In der Phase «Vorprojekt» (2013–2016) wurden untersuchte und beurteilte Lösungsvarianten vorgestellt, die Bevölkerung konnte sich dazu äussern. Während der Phase «Projektierung» (ab 2017) gab es Workshops zu verschiedenen Themen, wobei die Gemeinden Anliegen aus der Bevölkerung aufnahmen. Auch konnten sich Interessierte an periodischen Infoveranstaltungen ein Bild vom Stand der Projektierung oder von den Projektänderungen machen. Im Internet stellten die Gemeinden Unterlagen zur Verfügung, auch via Medien orientierten sie. Nun folgt also die letzte Phase des Mitwirkungsverfahrens.

Den Abschluss machen die Bürger an der Urne

Im Rahmen des Hochwas­serschutzprojekts Littenbach- Äächeli werden nicht nur Gewässer ausgebaut, sondern auch Strassen verlegt oder verbreitert und Bodenverbesserungen durchgeführt. Zudem muss für die Gewässer auch der Gewässerraum festgelegt werden. In diesen Bereichen gilt es, die zahlreichen gesetzlichen Vorgaben umzusetzen. So enthält das Wasserbaugesetz beispielsweise auch Vorschriften zur ökologischen Aufwertung der Gewässer.

Aktuell sind die Projektunterlagen (Stufe Bauprojekt) in der Vorprüfung bei Bund und Kanton. Parallel dazu sollen Rückmeldungen aus dem Mitwirkungsverfahren ausgewertet und gegebenenfalls ins Projekt integriert werden.

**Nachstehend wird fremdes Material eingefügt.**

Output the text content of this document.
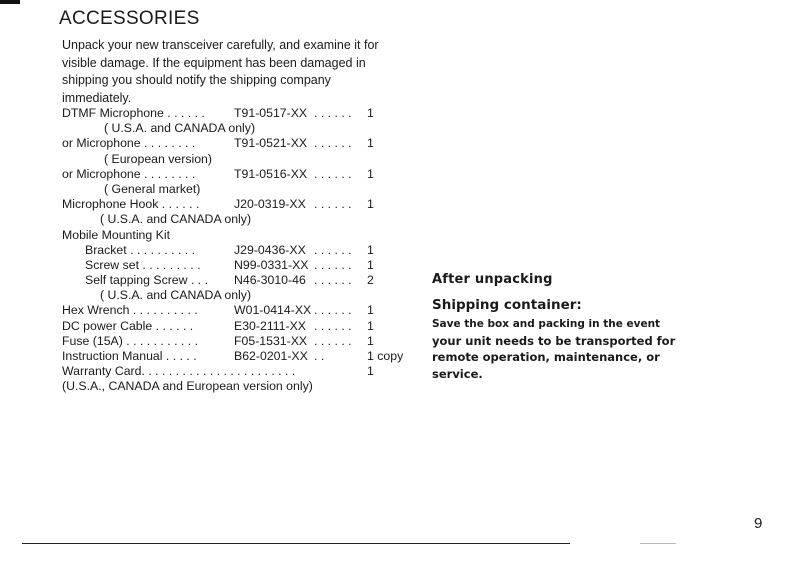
ACCESSORIES

Unpack your new transceiver carefully, and examine it for visible damage. If the equipment has been damaged in shipping you should notify the shipping company immediately.

DTMF Microphone . . . . . . T91-0517-XX . . . . . . 1
( U.S.A. and CANADA only)
or Microphone . . . . . . . .	T91-0521-XX . . . . . . 1
( European version)
or Microphone . . . . . . . .	T91-0516-XX . . . . . . 1
( General market)
Microphone Hook . . . . . .	J20-0319-XX . . . . . . 1
( U.S.A. and CANADA only)
Mobile Mounting Kit
Bracket . . . . . . . . . .	J29-0436-XX . . . . . . 1
Screw set . . . . . . . . .	N99-0331-XX . . . . . . 1
Self tapping Screw . . . N46-3010-46 . . . . . . 2
( U.S.A. and CANADA only)
Hex Wrench . . . . . . . . . .	W01-0414-XX . . . . . . 1
DC power Cable . . . . . .	E30-2111-XX . . . . . . 1
Fuse (15A) . . . . . . . . . . .	F05-1531-XX . . . . . . 1
Instruction Manual . . . . .	B62-0201-XX . .	1 copy
Warranty Card. . . . . . . . . . . . . . . . . . . . . . .	1
(U.S.A., CANADA and European version only)

After unpacking

Shipping container:

Save the box and packing in the event
your unit needs to be transported for
remote operation, maintenance, or
service.

9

Nach diesen Arbeiten liegt dann das Auflageprojekt vor. Die insgesamt zehn Dossiers werden nach der finalen Prüfung durch Bund und Kanton zur Auflage freigegeben. Da die Projekte voneinander abhängig sind, werden die Gemeinden die Projektunterlagen koordiniert und gleichzeitig während 30 Tagen öffentlich auflegen. Nach Abschluss allfälliger Rechtsmittelverfahren ist das Projekt rechtskräftig.

Den Abschluss des gesamten Verfahrens bildet dann der Urnenentscheid der Stimmberechtigten der beiden Gemeinden zum Kredit für die Realisierung der im Projekt geplanten Massnahmen.